У Троицкой Лавры жидовский шалман.
………………………
Огромные гниды жиреют в земле
И серут хасиды в Московском Кремле…
 
   Так ответил русский поэт-патриот на циничную провокацию сионистов, утроивших с благословения Ельцина, Козырева, а, возможно, и патриарха иудейский праздник Ханук в Кремле.
   Телохранитель, здоровый парень, бывший работник Московского уголовного розыска, проводил Евгения до самой двери его квартиры. Раньше он провожал хозяина только до лифта. Евгений своим ключом открыл дверь и окликнул Таню. Она вышла в прихожую молча, устремив на мужа вопросительный взгляд, в котором Евгений уловил искорки подозрения.
   — Ты в порядке? — произнес он дежурную фразу, позаимствованную из американских фильмов, и проскользнул мимо нее в ванную. Ему не хотелось раздражать ее лишний раз запахом дорогих духов, принесенном от Любочки. На эту тему раньше у них был неприятный разговор, но Евгений всегда отделывался одним и тем же объяснением: «Не могу же я запрещать своим сотрудницам пользоваться духами». Однажды Таня поверила, а потом, не желая предаваться подозрениям, перестала обращать на это внимание. Спросила:
   — Ужинать будешь?
   — Попью чайку.

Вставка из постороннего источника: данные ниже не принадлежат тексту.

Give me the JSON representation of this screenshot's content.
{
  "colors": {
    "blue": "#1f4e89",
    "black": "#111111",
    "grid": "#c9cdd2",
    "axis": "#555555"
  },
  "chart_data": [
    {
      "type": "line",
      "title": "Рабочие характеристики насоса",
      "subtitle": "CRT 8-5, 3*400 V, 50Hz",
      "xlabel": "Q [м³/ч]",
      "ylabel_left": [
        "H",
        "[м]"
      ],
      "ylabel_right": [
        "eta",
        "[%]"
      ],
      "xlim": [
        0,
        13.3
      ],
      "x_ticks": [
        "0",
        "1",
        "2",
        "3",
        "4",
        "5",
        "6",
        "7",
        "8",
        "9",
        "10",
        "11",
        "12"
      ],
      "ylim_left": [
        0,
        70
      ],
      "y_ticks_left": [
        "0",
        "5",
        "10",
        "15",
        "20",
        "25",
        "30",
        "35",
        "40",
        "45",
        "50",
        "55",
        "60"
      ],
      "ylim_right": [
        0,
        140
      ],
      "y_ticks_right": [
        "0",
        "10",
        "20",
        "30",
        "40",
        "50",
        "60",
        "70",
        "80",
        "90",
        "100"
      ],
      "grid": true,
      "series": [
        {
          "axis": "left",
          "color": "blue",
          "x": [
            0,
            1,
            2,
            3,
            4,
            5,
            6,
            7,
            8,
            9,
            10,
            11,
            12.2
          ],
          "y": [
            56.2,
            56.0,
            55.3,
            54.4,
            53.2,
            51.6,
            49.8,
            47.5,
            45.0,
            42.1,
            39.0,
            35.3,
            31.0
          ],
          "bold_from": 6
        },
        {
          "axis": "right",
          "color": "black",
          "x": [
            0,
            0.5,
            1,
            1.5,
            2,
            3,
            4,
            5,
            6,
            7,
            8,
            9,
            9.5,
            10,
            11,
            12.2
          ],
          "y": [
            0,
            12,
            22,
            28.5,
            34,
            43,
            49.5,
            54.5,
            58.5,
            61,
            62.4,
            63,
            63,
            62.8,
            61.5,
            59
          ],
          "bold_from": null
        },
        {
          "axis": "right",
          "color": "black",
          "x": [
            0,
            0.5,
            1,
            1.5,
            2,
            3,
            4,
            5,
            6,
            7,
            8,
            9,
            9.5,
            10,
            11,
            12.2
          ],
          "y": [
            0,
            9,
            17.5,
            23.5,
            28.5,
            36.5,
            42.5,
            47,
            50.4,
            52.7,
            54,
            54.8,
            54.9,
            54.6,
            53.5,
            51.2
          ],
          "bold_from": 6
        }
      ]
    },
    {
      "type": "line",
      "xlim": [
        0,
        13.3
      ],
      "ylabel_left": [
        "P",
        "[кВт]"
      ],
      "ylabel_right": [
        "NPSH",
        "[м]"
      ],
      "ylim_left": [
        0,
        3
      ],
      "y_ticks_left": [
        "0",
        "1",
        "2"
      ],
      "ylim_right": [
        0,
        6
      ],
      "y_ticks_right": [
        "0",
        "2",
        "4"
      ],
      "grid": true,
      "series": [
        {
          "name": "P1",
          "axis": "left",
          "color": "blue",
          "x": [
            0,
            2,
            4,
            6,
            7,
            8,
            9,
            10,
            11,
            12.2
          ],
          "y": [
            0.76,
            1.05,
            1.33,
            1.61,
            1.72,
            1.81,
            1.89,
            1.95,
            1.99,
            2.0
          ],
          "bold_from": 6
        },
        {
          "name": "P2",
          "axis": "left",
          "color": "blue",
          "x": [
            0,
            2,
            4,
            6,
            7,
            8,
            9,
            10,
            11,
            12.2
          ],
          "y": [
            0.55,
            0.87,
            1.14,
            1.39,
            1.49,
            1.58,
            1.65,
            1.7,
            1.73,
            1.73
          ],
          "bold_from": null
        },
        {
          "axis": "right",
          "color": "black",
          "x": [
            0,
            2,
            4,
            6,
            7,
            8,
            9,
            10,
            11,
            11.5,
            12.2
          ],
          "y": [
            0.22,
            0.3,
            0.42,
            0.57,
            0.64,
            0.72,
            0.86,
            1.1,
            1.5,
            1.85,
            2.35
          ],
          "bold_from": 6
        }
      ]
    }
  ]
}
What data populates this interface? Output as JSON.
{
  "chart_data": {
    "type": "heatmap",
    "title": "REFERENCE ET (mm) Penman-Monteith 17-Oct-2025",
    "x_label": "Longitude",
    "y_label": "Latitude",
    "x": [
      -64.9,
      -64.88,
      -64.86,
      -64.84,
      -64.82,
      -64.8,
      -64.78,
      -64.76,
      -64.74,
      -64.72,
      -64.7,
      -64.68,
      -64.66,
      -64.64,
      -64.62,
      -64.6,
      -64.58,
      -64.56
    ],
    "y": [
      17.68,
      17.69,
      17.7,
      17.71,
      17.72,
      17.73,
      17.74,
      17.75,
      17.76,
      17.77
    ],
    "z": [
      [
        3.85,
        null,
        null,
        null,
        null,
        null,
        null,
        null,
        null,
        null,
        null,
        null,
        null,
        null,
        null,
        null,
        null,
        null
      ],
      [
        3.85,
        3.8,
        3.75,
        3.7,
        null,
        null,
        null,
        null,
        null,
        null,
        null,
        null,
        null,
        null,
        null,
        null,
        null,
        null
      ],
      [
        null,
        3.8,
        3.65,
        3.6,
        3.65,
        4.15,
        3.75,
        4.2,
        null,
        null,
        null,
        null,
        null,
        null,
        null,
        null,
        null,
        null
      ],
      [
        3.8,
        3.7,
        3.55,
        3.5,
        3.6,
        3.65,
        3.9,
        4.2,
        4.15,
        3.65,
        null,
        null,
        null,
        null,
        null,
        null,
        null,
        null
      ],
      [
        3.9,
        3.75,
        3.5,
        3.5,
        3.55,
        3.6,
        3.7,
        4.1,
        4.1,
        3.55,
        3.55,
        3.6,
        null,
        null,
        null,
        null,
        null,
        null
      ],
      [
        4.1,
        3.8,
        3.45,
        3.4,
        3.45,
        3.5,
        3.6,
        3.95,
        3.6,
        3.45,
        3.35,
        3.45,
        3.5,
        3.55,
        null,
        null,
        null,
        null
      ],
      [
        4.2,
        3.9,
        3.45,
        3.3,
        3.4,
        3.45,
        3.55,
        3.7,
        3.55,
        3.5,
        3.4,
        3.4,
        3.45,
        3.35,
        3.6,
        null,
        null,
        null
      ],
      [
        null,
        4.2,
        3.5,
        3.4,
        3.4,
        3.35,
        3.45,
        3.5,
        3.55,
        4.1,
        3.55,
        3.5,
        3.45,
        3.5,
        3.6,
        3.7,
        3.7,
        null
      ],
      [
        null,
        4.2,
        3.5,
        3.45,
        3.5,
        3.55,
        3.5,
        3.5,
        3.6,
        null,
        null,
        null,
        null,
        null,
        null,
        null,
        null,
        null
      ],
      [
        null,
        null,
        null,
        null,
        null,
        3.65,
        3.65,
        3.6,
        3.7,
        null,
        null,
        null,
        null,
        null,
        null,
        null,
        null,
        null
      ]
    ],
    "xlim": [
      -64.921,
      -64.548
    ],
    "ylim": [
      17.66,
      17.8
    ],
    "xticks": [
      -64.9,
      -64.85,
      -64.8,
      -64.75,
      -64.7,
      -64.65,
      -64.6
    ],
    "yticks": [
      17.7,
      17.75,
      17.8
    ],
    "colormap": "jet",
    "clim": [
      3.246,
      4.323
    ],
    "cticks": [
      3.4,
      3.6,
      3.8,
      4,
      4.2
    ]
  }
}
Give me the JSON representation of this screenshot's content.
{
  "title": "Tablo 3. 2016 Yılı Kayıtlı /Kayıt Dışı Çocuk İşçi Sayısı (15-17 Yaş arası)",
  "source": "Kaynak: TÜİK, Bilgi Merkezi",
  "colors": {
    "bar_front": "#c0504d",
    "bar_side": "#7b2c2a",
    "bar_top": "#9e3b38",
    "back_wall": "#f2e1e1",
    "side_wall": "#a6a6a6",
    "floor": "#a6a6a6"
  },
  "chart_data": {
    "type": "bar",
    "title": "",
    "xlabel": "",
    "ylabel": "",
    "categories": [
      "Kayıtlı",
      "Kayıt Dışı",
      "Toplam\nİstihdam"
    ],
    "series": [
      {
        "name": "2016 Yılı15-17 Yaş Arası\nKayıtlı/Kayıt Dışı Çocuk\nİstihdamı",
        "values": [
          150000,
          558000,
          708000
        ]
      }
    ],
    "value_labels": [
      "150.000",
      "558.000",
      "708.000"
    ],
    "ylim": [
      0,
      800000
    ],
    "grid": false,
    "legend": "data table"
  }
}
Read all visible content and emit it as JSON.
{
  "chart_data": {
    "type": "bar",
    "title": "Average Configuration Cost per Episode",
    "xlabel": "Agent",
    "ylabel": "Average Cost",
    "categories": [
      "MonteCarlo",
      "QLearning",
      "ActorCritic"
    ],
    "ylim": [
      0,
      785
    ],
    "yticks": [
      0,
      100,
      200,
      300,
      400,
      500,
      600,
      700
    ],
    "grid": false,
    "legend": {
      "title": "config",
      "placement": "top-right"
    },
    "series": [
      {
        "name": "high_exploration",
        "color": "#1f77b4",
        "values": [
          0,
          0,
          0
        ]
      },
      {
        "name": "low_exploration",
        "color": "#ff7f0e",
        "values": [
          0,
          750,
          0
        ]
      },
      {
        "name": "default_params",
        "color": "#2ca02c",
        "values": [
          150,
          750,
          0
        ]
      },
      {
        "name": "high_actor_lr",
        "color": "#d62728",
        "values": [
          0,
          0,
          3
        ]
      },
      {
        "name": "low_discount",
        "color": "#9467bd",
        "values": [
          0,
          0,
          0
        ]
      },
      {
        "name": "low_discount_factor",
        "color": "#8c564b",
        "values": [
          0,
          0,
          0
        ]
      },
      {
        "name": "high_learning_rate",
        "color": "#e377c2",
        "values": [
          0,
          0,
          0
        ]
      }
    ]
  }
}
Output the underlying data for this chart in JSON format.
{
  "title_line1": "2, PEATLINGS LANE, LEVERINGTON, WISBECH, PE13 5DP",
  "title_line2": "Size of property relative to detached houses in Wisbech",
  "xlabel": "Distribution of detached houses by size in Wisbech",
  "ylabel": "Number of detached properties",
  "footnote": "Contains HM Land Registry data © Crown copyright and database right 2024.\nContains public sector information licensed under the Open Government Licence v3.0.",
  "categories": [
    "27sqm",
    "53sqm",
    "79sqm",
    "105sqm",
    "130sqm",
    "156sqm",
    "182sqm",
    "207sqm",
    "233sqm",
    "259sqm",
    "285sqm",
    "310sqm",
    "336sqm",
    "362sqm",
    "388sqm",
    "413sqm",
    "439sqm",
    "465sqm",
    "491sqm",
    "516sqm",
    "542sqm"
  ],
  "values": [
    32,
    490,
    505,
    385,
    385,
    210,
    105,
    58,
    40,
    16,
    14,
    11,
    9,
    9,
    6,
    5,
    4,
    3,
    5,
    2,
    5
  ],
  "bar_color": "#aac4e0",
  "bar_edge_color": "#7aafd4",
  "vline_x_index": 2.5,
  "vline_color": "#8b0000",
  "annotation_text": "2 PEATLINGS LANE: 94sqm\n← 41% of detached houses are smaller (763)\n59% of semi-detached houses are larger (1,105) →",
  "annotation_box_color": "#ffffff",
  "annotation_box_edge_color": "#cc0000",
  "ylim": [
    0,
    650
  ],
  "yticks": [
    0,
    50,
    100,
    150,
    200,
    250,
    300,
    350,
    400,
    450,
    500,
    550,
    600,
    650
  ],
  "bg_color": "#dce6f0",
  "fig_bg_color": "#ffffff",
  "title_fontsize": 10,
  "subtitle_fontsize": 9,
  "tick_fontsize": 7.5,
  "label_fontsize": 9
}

И ты со мной за компанию, — ответил он, стараясь казаться усталым и озабоченным. Сообщение Тани об анонимном звонке выслушал рассеянно и равнодушно. И заключил: — Все это, Танюша, мелочи. Главное в другом, в служебном. Допустили мы серьезные просчеты, выплачивали непомерные проценты и многое другое. Появилась реальная угроза краха, банкротства. Понимаешь?
   Он смотрел на нее пристально, точно ждал от нее совета или помощи. После продолжительной паузы она спросила:
   — А выход? Есть какой-то выход? Что думаешь предпринять?
   Евгений ждал этот вопрос, потому уже заранее, еще днем приготовил на него ответ. Он понуро уставился в чайную чашку и, не поворачивая головы, произнес:
   — Пока что надежда на Анатолия Натановича. Единственная надежда, — повторил Евгений и, подняв опечаленные глаза на жену, сообщил: — В субботу мы встретимся с ним у нас. Так что, пожалуйста, постарайся принять его поприличней, как и положено персоне его уровня. Договорились? — Взгляд покорный, умоляющий, мол, пожалуйста, пойми, что это единственный шанс, последняя надежда.
   И хотя Таня не очень разбиралась в банковском бизнесе и вообще в служебных делах мужа, она все же догадывалась, что дело серьезное, и тучи, сгущающиеся над головой Евгения, могут разразиться сокрушительной грозой. В то же время тонким чутьем наблюдательной женщины она догадывалась, что надежда на Ярового тщетна, что этот человек с алчным взглядом задумал какой-то коварный замысел. Нет, она не ощущала опасности для себя со стороны Анатолия Натановича — просто он был ей противен. И она спросила, ровным, без интонации голосом:
   — А если Яровой не поможет?
   Евгений ответил не сразу. Он хотел понять смысл ее вопроса: «не захочет»? или «не сможет»?
   — Тогда придется идти на крайнюю меру, — решительно сказал Евгений и цепко уставился на Таню, выдержав паузу, уточнил: — Бросать все к чертовой бабушке и сматываться за бугор. С деньгами, конечно.
   — С чужими. — В ее голосе прозвучала ирония. Евгений проигнорировал неприятную для себя реплику, потому что Таня не столько спрашивала, сколько утверждала, и была права. Он понимал, что произнес трудные, пожалуй, трагические для жены слова. Больше сказать ему было нечего и он поднялся из-за стола, чтоб уйти от болезненного разговора, но Таня задержала его прямым вопросом:
   — Это твое твердое решение или нечто вроде совета?
   — Танюша, конечно же, совета, — взволнованно заговорил он. — Все надо взвесить, пока что это предположение, но надо быть готовым к худшему, чтобы вовремя принять трудное, но единственно верное решение. На днях я еду в Англию по своим делам, надо навестить Егора, и заодно по просьбе Анатолия Натановича. Там, возможно, по пути я заверну в Испанию и попытаюсь присмотреть для нас приличную хижину где-нибудь на берегу теплого моря.